Le aree dove è attivo questo controllo sono segnalate con dei cartelli. In Italia, questa associazione sta prendendo sempre più piede e i comuni con cittadini che aderiscono al progetto sono in aumento esponenziale. Mauro Armelao vicesegretario nazionale Ugl Polizia di Stato sostiene l’associazione ma ribadisce che non può sostituire le forze dell’ordine.

“Le associazioni controllo di vicinato stanno nascendo come funghi – dice Mauro Armelao – spesso sono composte di persone qualificate e anche appartenenti alle forze dell’ordine. È da apprezzare il notevole sforzo di questi cittadini. Non si deve comunque dimenticare, vista anche la recente visita di una delegazione presso il Ministero dell’Interno, che in Italia il controllo di vicinato non è la soluzione a tutti i problemi della sicurezza, e per questo il ministro Alfano dovrebbe ben sapere che per garantire la vera sicurezza dei cittadini ci vuole in primis la certezza della pena, che adesso manca. Devono anche essere incrementate le risorse in termini di uomini e mezzi per le forze di polizia”.

Armelao attacca la politica, dicendo che punta a garantire la sicurezza anche attraverso il volontariato e ribadisce che in Italia c’è bisogno di ben altro.

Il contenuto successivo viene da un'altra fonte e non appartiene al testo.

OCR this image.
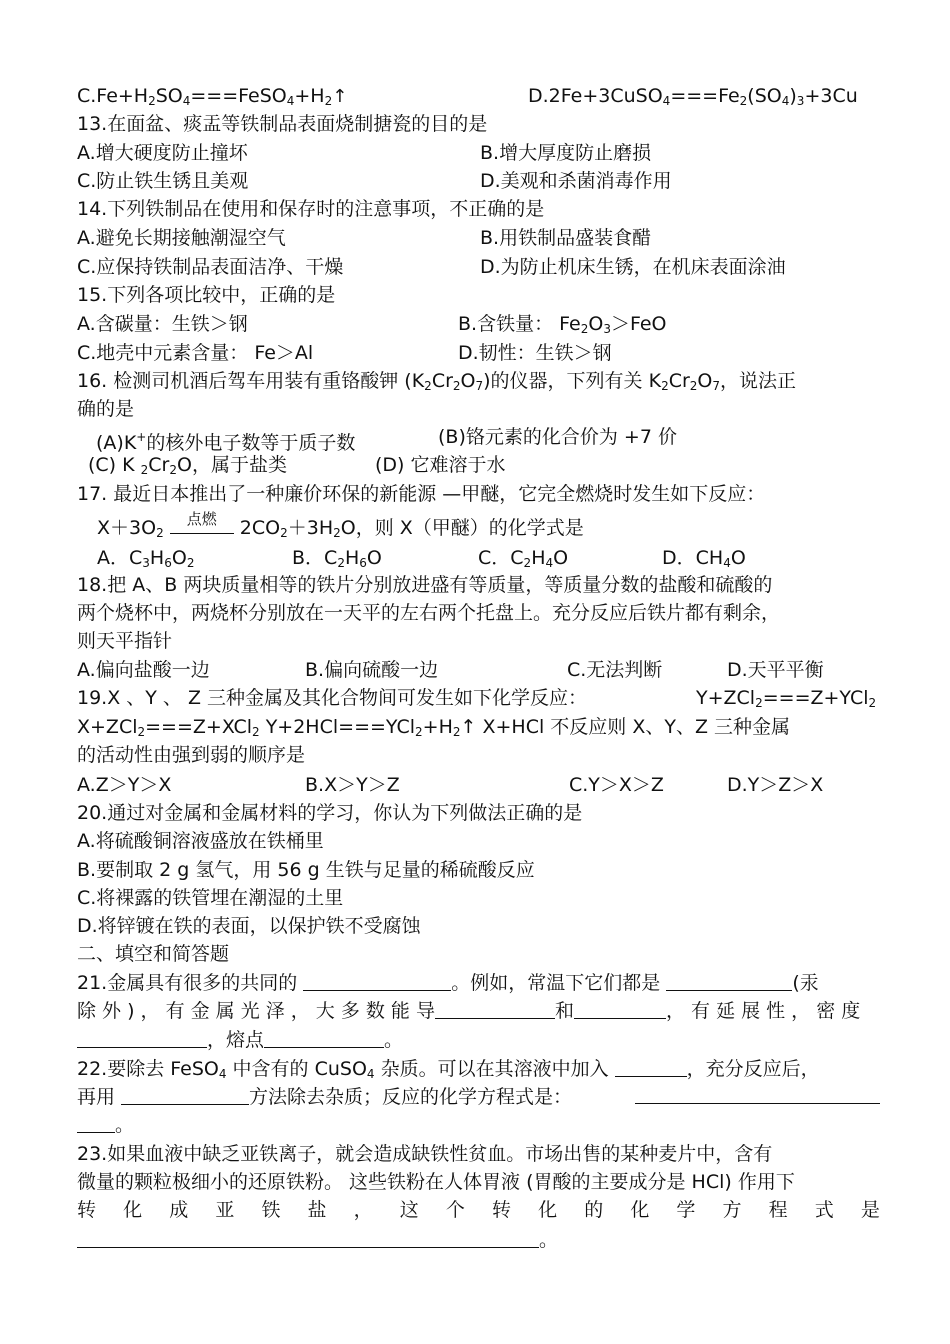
$C.Fe+H_2SO_4===FeSO_4+H_2↑$	$D.2Fe+3CuSO_4===Fe_2(SO_4)_3+3Cu$
13.在面盆、痰盂等铁制品表面烧制搪瓷的目的是
A.增大硬度防止撞坏	B.增大厚度防止磨损
C.防止铁生锈且美观	D.美观和杀菌消毒作用
14.下列铁制品在使用和保存时的注意事项，不正确的是
A.避免长期接触潮湿空气	B.用铁制品盛装食醋
C.应保持铁制品表面洁净、干燥	D.为防止机床生锈，在机床表面涂油
15.下列各项比较中，正确的是
A.含碳量：生铁＞钢	B.含铁量： $Fe_2O_3>FeO$
C.地壳中元素含量： Fe＞Al	D.韧性：生铁＞钢
16. 检测司机酒后驾车用装有重铬酸钾 $(K_2Cr_2O_7)$的仪器，下列有关 $K_2Cr_2O_7$，说法正
确的是
(A)K+的核外电子数等于质子数	(B)铬元素的化合价为 +7 价
(C) K $_2Cr_2O$，属于盐类	(D) 它难溶于水
17. 最近日本推出了一种廉价环保的新能源 —甲醚，它完全燃烧时发生如下反应：
$X+3O_2$
点燃	$2CO_2+3H_2O$，则 X（甲醚）的化学式是
A．$C_3H_6O_2$	B．$C_2H_6O$	C．$C_2H_4O$	D．$CH_4O$
18.把 A、B 两块质量相等的铁片分别放进盛有等质量，等质量分数的盐酸和硫酸的
两个烧杯中，两烧杯分别放在一天平的左右两个托盘上。充分反应后铁片都有剩余，
则天平指针
A.偏向盐酸一边	B.偏向硫酸一边	C.无法判断	D.天平平衡
19.X 、Y 、 Z 三种金属及其化合物间可发生如下化学反应：	Y+ZCl$_2$===Z+YCl$_2$
X+ZCl$_2$===Z+XCl$_2$ $Y+2HCl===YCl_2+H_2↑$ X+HCl 不反应则 X、Y、Z 三种金属
的活动性由强到弱的顺序是
A.Z＞Y＞X	B.X＞Y＞Z	C.Y＞X＞Z	D.Y＞Z＞X
20.通过对金属和金属材料的学习，你认为下列做法正确的是
A.将硫酸铜溶液盛放在铁桶里
B.要制取 2 g 氢气，用 56 g 生铁与足量的稀硫酸反应
C.将裸露的铁管埋在潮湿的土里
D.将锌镀在铁的表面，以保护铁不受腐蚀
二、填空和简答题
21.金属具有很多的共同的	。例如，常温下它们都是	(汞
除 外 ) ， 有 金 属 光 泽 ， 大 多 数 能 导	和	， 有 延 展 性 ， 密 度
，熔点	。
22.要除去 FeSO$_4$ 中含有的 CuSO$_4$ 杂质。可以在其溶液中加入	，充分反应后，
再用	方法除去杂质；反应的化学方程式是：
。
23.如果血液中缺乏亚铁离子，就会造成缺铁性贫血。市场出售的某种麦片中，含有
微量的颗粒极细小的还原铁粉。 这些铁粉在人体胃液 (胃酸的主要成分是 HCl) 作用下
转 化 成 亚 铁 盐 ， 这 个 转 化 的 化 学 方 程 式 是
。
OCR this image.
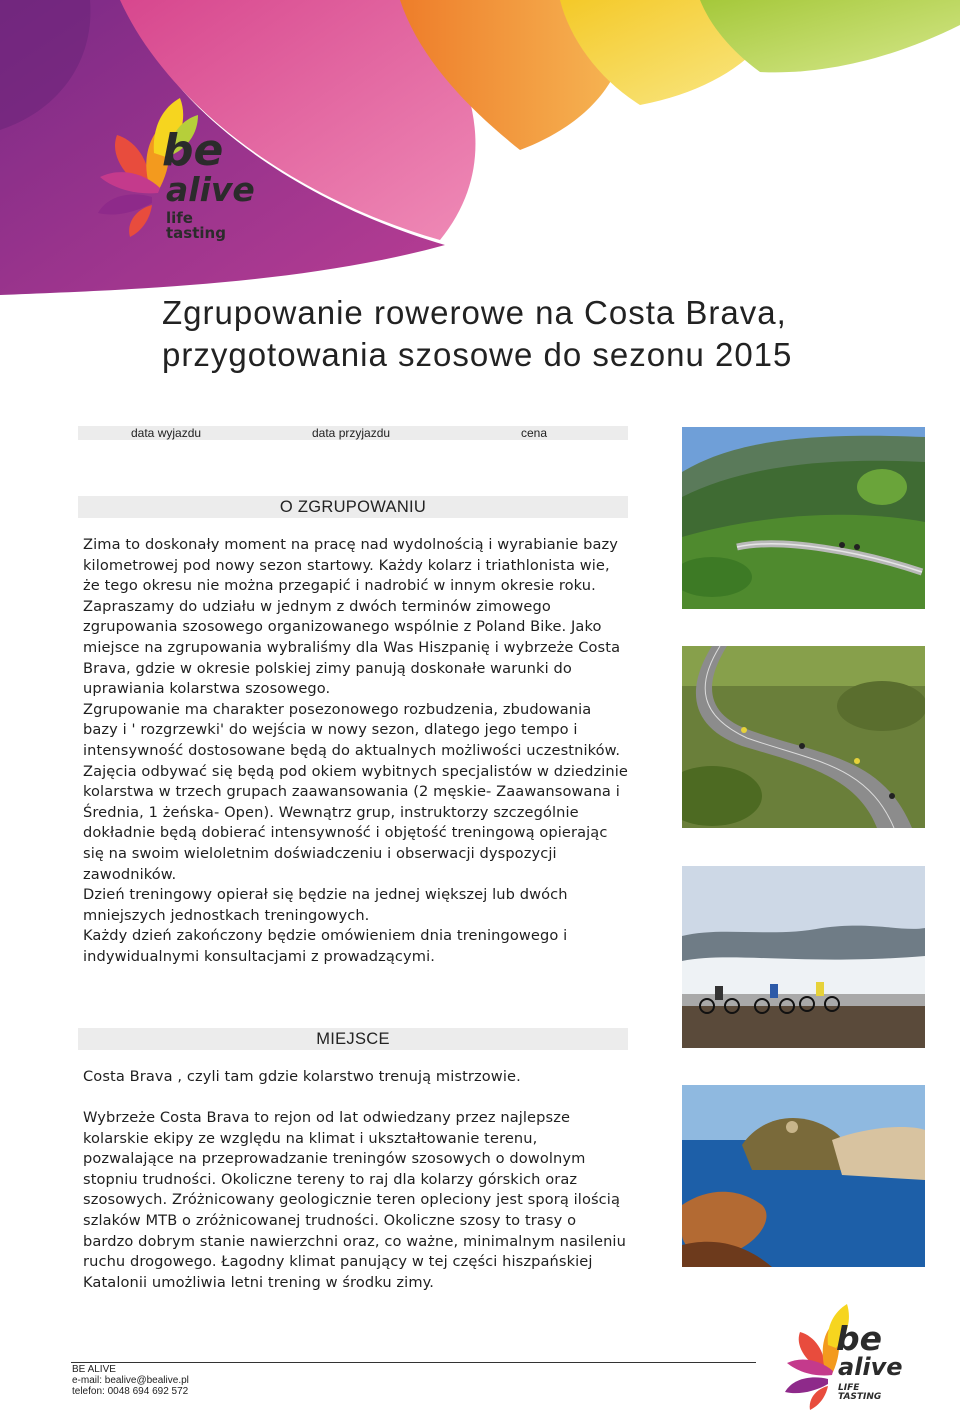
be
alive
life tasting
Zgrupowanie rowerowe na Costa Brava,
przygotowania szosowe do sezonu 2015
data wyjazdu	data przyjazdu	cena
O ZGRUPOWANIU

Zima to doskonały moment na pracę nad wydolnością i wyrabianie bazy kilometrowej pod nowy sezon startowy. Każdy kolarz i triathlonista wie, że tego okresu nie można przegapić i nadrobić w innym okresie roku. Zapraszamy do udziału w jednym z dwóch terminów zimowego zgrupowania szosowego organizowanego wspólnie z Poland Bike. Jako miejsce na zgrupowania wybraliśmy dla Was Hiszpanię i wybrzeże Costa Brava, gdzie w okresie polskiej zimy panują doskonałe warunki do uprawiania kolarstwa szosowego.

Zgrupowanie ma charakter posezonowego rozbudzenia, zbudowania bazy i ' rozgrzewki' do wejścia w nowy sezon, dlatego jego tempo i intensywność dostosowane będą do aktualnych możliwości uczestników. Zajęcia odbywać się będą pod okiem wybitnych specjalistów w dziedzinie kolarstwa w trzech grupach zaawansowania (2 męskie- Zaawansowana i Średnia, 1 żeńska- Open). Wewnątrz grup, instruktorzy szczególnie dokładnie będą dobierać intensywność i objętość treningową opierając się na swoim wieloletnim doświadczeniu i obserwacji dyspozycji zawodników.

Dzień treningowy opierał się będzie na jednej większej lub dwóch mniejszych jednostkach treningowych.

Każdy dzień zakończony będzie omówieniem dnia treningowego i indywidualnymi konsultacjami z prowadzącymi.

MIEJSCE
Costa Brava , czyli tam gdzie kolarstwo trenują mistrzowie.
Wybrzeże Costa Brava to rejon od lat odwiedzany przez najlepsze kolarskie ekipy ze względu na klimat i ukształtowanie terenu, pozwalające na przeprowadzanie treningów szosowych o dowolnym stopniu trudności. Okoliczne tereny to raj dla kolarzy górskich oraz szosowych. Zróżnicowany geologicznie teren opleciony jest sporą ilością szlaków MTB o zróżnicowanej trudności. Okoliczne szosy to trasy o bardzo dobrym stanie nawierzchni oraz, co ważne, minimalnym nasileniu ruchu drogowego. Łagodny klimat panujący w tej części hiszpańskiej Katalonii umożliwia letni trening w środku zimy.
be
alive
LIFE TASTING
BE ALIVE
e-mail: bealive@bealive.pl
telefon: 0048 694 692 572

“È inutile che le forze dell’ordine chiamate dai cittadini – continua Armelao – anche magari cittadini del controllo di vicinato, arrestino una persona trovata a rubare in una casa e la sera stessa sia liberata. Questo sistema vanifica il lavoro svolto dalle forze di polizia e vanifica anche il lavoro di segnalazione dei cittadini attenti. Pensateci bene, i delinquenti si fanno problemi a rapinare banche con delle guardie giurate armate presenti, o a entrare nelle abitazioni mentre la gente sta cenando? Purtroppo la risposta è no! È un bene coinvolgere la cittadinanza, ma per questi delinquenti, ci vuole certezza della pena”.

Insomma la buona volontà dei cittadini non può essere una scusa per lo Stato, per non intervenire.